South Korea fears North Korean attacks on its embassies

(Seoul) South Korea on Friday accused North Korea of ​​plotting “terrorist” attacks against its embassies and expatriates, and raised its alert level for its diplomatic missions in five countries.


In a statement, South Korea’s National Intelligence Service (NIS) said it had “detected numerous signs that North Korea is planning terrorist attacks against our embassy staff or citizens in several countries.” citing China, Southeast Asia and the Middle East.

“North Korea has sent agents to these countries to increase surveillance of South Korean embassies and also engages in specific activities such as searching for South Korean citizens who could become potential targets” of acts of terrorism, added the NIS.

On Thursday, South Korea’s Foreign Ministry announced that it had raised the anti-terrorism alert level for its embassies in Cambodia, Laos and Vietnam, as well as its consulates in Shenyang, northeast China, and in Vladivostok, in the Russian Far East.

Pyongyang also has diplomatic representations in these five places.

Wave of defections

According to the NIS, these threats appear to be linked to a wave of defections by North Korean expatriates stranded abroad during the COVID-19 pandemic and who are seeking by any means to avoid returning, now that Pyongyang has reopened its borders.

Defection is a serious crime in North Korea and those who attempt it face very severe penalties, as do their families back home. Even people indirectly linked to the defecting individual can be punished.

The NIS said it suspected North Korean diplomats of sending false reports to Pyongyang, blaming the defections on “external circumstances” – namely, incentives from South Korea – in order to avoid being involved. deemed responsible.

The result is that the North Korean regime could be “preparing retaliation” against South Korean diplomats, he believes.

A total of 196 North Korean defectors arrived in South Korea last year, the highest number since 2017, according to South Korea’s Ministry of Reunification. Around ten of them belonged to the country’s elite, such as diplomats and their families.

North Korea, already one of the most closed countries in the world, sealed its borders in early 2020 to protect against COVID-19, preventing diplomats and other expatriate North Koreans from returning to their homes. country.

According to experts, this prolonged stay abroad may have led many to increasingly doubt their country’s isolated regime.

“By living abroad, these North Koreans were able to send their children to normal schools, thus avoiding propaganda education and the constant need to obey the regime,” explains AFP Ahn Chan-il, a defector who runs the Global Institute for North Korea Studies.

According to him, “North Korean diplomats and agents stationed abroad are under constant and brutal pressure from Pyongyang to deal with the defections of elite expatriates. We cannot rule out the possibility of an attack against South Koreans abroad.”

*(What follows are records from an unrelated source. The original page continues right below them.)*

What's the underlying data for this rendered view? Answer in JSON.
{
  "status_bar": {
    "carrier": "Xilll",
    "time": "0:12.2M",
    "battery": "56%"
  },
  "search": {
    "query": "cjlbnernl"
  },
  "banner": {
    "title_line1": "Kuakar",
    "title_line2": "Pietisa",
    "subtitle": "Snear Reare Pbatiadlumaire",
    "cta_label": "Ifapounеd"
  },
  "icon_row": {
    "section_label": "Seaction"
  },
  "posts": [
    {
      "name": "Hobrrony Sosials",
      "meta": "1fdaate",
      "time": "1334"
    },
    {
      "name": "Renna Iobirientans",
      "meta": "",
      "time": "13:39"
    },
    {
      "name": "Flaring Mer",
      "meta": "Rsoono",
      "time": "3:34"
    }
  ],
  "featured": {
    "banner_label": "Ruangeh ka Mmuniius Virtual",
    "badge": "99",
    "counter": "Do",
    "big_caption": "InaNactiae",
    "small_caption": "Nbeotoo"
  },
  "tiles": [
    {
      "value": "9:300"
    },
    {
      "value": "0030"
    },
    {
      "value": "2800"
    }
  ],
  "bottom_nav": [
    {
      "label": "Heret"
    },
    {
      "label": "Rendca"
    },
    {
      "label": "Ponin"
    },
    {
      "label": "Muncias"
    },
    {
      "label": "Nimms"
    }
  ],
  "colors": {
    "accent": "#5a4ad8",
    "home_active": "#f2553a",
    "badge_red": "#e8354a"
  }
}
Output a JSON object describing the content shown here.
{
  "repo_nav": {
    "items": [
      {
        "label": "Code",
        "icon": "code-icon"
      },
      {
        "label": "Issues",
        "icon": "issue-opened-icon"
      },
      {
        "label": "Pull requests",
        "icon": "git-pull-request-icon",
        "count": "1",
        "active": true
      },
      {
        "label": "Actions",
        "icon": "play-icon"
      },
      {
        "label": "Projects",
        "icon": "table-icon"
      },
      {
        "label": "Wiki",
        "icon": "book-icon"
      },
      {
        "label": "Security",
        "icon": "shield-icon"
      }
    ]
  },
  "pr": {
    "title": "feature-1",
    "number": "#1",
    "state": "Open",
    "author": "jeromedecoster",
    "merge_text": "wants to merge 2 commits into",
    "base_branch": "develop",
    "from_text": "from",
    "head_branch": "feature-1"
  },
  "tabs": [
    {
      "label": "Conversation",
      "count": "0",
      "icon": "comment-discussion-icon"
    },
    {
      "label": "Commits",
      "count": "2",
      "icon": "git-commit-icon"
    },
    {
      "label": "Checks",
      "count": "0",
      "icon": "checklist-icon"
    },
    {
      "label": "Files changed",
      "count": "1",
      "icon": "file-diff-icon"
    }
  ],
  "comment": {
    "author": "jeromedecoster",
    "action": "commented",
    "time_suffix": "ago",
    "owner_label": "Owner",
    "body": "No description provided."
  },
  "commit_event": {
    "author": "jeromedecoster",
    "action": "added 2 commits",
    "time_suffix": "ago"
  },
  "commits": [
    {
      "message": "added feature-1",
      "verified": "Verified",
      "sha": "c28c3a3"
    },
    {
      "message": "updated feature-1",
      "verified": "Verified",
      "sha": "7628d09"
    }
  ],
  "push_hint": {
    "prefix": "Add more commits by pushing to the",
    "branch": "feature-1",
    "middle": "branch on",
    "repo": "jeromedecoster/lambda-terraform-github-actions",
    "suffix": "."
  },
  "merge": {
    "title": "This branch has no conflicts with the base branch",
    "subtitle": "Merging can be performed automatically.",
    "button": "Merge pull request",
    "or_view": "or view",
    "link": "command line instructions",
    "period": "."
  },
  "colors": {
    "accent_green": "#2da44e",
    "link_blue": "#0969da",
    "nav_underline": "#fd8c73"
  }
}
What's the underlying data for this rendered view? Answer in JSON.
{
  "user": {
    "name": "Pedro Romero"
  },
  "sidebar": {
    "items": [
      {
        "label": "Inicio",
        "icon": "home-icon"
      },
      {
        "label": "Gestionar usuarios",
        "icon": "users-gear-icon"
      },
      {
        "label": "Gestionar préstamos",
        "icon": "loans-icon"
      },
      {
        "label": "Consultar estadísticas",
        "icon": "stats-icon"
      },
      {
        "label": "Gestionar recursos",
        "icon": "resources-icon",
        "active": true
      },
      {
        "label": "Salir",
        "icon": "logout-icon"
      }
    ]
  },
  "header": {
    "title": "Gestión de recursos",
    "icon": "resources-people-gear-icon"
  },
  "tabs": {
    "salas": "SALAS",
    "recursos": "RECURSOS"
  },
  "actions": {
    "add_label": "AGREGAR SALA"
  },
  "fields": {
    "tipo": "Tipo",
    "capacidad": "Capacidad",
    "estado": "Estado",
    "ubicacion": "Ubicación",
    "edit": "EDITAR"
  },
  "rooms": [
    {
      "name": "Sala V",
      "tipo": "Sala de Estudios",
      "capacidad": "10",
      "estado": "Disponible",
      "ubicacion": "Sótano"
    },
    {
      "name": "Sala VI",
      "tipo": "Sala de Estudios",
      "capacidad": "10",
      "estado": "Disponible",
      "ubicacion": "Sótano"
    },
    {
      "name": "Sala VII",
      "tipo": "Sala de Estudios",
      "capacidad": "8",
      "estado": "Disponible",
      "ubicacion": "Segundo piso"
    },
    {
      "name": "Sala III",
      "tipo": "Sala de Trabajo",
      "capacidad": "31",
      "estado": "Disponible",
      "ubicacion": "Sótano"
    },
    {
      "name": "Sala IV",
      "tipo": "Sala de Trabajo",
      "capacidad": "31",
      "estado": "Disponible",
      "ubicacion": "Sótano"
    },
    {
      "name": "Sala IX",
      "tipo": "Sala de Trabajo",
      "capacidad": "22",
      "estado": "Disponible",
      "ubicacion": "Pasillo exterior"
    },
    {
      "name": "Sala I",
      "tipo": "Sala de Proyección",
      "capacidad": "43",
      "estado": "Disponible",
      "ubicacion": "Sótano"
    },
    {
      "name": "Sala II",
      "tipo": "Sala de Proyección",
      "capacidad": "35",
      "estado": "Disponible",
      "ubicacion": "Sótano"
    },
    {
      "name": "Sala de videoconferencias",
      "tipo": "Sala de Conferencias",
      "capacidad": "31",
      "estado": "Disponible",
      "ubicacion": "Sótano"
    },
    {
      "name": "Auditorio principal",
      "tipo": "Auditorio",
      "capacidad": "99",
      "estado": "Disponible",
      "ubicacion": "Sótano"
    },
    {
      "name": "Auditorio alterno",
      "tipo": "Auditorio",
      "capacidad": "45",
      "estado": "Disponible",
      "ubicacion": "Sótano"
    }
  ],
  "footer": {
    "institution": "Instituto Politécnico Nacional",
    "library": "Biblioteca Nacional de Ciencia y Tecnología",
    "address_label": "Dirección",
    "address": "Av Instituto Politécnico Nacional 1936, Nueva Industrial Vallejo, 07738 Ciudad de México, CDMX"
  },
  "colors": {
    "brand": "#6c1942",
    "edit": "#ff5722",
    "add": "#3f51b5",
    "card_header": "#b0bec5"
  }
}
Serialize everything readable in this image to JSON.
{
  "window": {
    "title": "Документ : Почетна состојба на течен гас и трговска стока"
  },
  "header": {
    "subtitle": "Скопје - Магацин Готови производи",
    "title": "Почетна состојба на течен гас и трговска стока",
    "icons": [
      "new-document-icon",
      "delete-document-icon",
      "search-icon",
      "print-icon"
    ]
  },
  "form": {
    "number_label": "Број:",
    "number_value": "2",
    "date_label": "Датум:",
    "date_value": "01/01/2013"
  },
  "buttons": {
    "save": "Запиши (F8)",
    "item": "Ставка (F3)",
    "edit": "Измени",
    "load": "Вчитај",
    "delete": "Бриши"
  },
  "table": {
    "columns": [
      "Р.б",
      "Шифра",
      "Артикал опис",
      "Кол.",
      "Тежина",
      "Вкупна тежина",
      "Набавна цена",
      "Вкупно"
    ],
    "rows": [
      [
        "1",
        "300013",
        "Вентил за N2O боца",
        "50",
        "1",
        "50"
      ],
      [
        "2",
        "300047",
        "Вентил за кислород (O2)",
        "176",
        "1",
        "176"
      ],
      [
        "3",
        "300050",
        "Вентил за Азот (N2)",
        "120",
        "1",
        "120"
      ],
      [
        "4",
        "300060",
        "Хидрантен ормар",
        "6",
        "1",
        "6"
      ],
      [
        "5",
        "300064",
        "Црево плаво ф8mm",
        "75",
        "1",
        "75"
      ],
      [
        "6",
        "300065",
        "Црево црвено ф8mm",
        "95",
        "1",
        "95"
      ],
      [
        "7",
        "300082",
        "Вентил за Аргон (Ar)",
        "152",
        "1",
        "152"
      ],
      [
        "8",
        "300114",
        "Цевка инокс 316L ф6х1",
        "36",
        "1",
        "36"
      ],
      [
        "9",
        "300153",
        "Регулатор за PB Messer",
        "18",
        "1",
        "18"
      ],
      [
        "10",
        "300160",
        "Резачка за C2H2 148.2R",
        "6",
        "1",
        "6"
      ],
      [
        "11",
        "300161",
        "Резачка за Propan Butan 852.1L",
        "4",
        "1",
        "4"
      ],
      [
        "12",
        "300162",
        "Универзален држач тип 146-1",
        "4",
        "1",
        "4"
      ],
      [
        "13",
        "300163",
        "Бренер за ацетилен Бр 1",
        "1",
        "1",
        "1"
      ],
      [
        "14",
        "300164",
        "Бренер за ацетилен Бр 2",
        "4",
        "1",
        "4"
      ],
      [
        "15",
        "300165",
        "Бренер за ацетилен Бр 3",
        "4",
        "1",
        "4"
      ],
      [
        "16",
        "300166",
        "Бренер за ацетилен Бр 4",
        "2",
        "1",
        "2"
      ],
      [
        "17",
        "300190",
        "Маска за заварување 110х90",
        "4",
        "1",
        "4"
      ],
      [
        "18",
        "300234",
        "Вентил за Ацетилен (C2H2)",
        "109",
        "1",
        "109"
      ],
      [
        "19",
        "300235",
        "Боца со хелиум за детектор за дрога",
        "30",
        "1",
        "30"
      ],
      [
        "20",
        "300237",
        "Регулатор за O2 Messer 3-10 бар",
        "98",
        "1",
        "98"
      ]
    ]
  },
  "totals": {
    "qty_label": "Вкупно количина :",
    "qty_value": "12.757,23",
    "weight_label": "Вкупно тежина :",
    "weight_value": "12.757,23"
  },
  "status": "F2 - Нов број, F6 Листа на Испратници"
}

In addition, “the end of the pandemic has allowed North Korean agents, previously confined to their country, to go on missions abroad, while South Koreans can also travel without any restrictions,” notes the ‘AFP Lee Man-jong, president of the Korean Association for the Study of Terrorism.

Several precedents

A North Korean attack on South Koreans abroad would not be a first.

Pyongyang is suspected of being behind the 1996 assassination of Choi Duk-keun, a South Korean consul in Vladivostok. Mr. Choi was knocked unconscious in the stairwell of his apartment building and was also injected with poison. The perpetrators of the crime were never found.

According to South Korean media, the consul, also a secret agent, was investigating North Korea’s clandestine activities in the Russian Far East, including drug trafficking and currency counterfeiting.

In November 1987, a bomb planted by a couple of North Korean agents exploded on board a Korean Air plane flying between Baghdad and Seoul, killing all 115 people on board, almost all of them South Korean nationals. .

And in October 1983, three North Korean agents detonated a bomb in Rangoon, Burma, during a visit by then-South Korean President Chun Doo-hwan. The latter survived but 21 people, including several of his ministers, were killed.